Are you nostalgic yet—our last spring forward, possibly*

This blog is about a conglomerate of things I’m passionate about—and attracts several diverse audiences. There’s friends and family who tune in to read about what’s going on with me and enjoy pics of my grandson—who’s terribly cute (notice the use of both of those words). Others have begun to find me because of an interest in Tiny House living. I also write about writing—specifically flash and memoir, where I’ve combined the two into flash memoir, a term I’ve coined to talk about (book me for a workshop or seminar, either remote or in-person) writing small memories, scenes that may or may not have a larger connection to a memoir, about how to take an anecdote and turn it into an essay.

From the blog set piece: Auto fiction is the word the French use for a form somewhere between truth and a kind of distilled truth. Memoirous is about memories, real and unreal. What we think happened.

Truth—the times they are a-changin’. We are about to experience our last Spring Forward daylights savings or whatever it’s called.

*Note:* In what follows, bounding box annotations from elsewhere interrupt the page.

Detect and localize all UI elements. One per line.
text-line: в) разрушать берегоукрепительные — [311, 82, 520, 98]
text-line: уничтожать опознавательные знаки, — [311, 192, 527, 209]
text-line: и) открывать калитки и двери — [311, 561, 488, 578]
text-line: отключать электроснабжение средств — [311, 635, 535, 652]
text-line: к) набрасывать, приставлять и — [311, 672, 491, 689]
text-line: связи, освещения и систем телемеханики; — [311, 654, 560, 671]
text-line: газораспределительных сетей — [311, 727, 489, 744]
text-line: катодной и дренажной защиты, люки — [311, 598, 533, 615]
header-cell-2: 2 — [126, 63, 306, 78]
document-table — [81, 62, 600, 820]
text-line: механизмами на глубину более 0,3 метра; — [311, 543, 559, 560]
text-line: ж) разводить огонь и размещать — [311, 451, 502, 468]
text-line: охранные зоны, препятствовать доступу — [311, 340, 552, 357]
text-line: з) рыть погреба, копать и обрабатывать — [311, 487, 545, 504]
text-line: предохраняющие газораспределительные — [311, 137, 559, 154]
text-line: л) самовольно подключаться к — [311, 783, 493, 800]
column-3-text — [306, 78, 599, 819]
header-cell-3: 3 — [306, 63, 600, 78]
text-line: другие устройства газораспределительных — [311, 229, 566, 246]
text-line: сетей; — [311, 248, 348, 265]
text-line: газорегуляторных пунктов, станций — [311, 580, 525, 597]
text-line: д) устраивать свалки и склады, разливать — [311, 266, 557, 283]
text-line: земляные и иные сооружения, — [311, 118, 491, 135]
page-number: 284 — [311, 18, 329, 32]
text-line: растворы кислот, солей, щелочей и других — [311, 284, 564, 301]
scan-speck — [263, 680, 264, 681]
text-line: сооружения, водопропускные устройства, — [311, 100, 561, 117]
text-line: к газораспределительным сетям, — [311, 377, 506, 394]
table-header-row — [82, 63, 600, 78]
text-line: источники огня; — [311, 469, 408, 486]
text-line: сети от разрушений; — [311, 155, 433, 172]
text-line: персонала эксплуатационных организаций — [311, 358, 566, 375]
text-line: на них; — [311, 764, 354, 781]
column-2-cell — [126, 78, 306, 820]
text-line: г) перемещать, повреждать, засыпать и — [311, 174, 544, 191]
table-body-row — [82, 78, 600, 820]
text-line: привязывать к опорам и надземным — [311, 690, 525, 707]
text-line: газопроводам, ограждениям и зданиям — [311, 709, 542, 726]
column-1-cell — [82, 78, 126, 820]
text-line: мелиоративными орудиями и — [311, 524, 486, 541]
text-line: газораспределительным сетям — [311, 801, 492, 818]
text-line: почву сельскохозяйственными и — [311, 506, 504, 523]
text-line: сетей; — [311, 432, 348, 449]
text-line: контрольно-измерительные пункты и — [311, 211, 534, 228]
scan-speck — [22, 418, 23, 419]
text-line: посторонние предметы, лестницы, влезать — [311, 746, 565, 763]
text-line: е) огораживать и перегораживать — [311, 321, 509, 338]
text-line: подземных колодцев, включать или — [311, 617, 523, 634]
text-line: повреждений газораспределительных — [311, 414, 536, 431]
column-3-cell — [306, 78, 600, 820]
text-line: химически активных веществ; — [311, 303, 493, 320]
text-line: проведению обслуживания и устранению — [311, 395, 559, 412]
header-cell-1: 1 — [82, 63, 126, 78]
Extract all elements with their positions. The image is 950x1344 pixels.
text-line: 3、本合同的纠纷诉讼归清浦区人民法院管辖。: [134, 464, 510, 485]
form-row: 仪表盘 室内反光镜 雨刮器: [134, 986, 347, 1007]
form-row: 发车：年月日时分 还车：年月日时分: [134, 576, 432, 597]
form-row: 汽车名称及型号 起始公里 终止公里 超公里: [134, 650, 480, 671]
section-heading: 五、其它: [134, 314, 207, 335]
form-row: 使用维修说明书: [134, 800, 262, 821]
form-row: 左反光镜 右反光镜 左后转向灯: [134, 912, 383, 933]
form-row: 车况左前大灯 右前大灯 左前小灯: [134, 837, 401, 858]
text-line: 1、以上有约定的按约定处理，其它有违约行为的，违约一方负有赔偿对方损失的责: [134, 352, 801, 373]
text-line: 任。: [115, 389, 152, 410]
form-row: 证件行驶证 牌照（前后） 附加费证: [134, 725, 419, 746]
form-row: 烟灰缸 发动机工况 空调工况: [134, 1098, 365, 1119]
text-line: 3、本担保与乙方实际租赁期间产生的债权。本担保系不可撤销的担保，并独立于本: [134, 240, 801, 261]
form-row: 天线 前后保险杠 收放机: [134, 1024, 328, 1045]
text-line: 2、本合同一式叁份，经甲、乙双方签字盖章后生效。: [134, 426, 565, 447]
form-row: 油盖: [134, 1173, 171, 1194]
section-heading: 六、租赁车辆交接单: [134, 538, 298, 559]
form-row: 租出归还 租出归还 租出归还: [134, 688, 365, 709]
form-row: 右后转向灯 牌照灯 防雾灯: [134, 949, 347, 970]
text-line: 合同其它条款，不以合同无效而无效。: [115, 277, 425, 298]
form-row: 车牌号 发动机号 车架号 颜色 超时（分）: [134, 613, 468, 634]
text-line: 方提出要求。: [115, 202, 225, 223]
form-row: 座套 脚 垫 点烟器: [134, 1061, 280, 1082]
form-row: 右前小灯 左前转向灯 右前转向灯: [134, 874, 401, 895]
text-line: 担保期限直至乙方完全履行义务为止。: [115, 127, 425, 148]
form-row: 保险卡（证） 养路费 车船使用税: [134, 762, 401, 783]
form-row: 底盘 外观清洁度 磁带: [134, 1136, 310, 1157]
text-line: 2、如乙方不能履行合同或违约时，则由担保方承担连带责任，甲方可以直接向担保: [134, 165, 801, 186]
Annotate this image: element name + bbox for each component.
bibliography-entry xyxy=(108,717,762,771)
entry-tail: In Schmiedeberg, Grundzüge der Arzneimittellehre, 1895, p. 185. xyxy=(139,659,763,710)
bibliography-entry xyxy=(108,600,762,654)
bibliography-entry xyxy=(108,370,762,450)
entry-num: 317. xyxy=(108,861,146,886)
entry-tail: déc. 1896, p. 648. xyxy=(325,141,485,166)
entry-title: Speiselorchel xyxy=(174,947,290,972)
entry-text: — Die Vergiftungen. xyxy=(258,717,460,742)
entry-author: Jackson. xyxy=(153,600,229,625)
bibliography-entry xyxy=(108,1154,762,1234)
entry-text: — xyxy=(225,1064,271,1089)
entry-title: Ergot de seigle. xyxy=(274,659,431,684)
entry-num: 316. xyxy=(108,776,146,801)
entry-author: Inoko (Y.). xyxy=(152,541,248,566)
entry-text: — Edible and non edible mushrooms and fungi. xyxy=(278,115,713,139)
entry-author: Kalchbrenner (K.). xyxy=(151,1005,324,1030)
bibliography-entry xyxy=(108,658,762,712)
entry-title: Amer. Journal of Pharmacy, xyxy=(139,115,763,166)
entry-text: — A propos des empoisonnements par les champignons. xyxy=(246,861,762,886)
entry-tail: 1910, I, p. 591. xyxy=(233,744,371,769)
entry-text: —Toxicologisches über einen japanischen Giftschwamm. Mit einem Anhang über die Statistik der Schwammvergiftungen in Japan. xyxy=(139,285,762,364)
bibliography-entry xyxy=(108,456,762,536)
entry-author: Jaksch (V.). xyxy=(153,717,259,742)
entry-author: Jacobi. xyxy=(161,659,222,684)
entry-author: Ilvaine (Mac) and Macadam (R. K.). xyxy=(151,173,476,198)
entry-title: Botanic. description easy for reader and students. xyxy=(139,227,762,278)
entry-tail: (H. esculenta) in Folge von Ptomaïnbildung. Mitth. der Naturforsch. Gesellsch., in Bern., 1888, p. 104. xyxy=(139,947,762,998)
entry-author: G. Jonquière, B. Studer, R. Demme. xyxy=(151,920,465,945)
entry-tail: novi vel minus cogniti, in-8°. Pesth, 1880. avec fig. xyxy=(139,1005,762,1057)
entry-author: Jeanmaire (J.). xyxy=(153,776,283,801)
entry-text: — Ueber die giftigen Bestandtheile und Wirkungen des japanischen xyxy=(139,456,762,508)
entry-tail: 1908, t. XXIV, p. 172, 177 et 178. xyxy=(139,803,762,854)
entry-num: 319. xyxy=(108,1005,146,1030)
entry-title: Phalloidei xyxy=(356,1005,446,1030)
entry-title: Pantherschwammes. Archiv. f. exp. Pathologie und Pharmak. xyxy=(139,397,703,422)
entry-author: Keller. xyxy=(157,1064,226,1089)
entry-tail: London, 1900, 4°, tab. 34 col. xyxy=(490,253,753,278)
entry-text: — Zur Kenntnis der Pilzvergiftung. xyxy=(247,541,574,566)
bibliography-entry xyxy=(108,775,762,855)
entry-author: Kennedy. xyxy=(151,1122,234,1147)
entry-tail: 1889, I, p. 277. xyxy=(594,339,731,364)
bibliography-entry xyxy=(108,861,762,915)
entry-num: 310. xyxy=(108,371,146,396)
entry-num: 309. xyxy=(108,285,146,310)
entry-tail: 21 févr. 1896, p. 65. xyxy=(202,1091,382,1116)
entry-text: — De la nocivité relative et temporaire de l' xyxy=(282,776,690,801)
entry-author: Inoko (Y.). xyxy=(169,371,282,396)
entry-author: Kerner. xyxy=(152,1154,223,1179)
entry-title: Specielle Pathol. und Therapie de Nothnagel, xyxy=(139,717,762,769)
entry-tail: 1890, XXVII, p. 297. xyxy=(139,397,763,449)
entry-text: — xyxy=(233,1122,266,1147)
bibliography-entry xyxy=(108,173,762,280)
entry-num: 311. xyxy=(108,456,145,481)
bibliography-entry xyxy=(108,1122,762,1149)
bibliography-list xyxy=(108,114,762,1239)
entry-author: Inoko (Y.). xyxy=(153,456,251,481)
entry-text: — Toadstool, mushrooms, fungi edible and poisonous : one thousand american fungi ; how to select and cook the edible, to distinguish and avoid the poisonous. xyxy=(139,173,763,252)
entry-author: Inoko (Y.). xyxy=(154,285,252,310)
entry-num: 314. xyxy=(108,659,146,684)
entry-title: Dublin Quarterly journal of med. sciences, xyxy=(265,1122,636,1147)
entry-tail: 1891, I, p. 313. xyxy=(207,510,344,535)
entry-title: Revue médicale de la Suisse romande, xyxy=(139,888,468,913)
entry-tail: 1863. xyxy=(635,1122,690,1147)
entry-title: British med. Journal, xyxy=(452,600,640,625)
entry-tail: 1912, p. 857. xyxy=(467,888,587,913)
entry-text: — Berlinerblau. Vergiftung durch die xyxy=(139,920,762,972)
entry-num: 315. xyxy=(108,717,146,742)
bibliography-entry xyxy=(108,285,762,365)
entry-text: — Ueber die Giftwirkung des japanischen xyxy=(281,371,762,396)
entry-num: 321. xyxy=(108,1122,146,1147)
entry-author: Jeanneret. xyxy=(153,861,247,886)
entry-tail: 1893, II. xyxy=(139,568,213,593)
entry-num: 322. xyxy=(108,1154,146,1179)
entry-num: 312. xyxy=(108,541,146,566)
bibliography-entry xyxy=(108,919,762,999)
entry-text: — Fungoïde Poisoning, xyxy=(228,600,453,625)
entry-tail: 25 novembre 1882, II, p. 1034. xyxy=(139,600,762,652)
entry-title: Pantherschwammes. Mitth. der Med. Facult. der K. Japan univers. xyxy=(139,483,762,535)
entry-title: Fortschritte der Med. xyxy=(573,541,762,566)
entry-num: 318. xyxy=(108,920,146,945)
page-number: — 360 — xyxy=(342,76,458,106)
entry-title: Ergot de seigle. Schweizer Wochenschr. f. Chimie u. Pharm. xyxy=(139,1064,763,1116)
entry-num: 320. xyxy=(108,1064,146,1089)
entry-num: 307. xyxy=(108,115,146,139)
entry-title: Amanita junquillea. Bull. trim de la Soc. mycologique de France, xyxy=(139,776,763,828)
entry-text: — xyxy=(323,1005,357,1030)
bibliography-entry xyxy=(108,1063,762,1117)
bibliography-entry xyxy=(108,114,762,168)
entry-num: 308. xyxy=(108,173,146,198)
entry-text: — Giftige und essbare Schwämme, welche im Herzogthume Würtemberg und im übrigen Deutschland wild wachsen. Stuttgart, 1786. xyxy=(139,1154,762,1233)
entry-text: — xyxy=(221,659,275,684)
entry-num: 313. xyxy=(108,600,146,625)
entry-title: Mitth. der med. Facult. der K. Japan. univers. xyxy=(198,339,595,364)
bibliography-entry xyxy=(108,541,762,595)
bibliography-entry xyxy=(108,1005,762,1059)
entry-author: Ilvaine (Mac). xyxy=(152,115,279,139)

How many of us have regretted “losing” that hour in the spring as we turn the hands of the clock forward an hour or adversely hated the thought of late winter afternoons, the impending darkness at 4 pm. It plays with our emotions, our moods, and had become bound up in politics. Indiana and Arizona for example opted out and created their own time zones. More about autonomy than time or savings.

So, yes, time is complicated.

Writing prompt: wax nostalgic about time changes and how they have impacted you or your memories of the past.

*From an Axiom article

--The switch to daylight saving time “carries many health and accident risks and is misaligned with human circadian biology,” said the American Academy of Sleep Medicine, which is in favor of moving to “permanent, year-round standard time.”

--The change affects sleep schedules and can make it hard for kids and their parents to adjust.

--More than two-thirds of Americans want to stop changing their clocks, according to a March 2022 YouGov poll.

--A study in the journal Current Biology predicts that year-round daylight saving time could prevent 36,550 deer deaths, 33 human deaths, 2,054 human injuries and $1.19 billion in collision costs annually.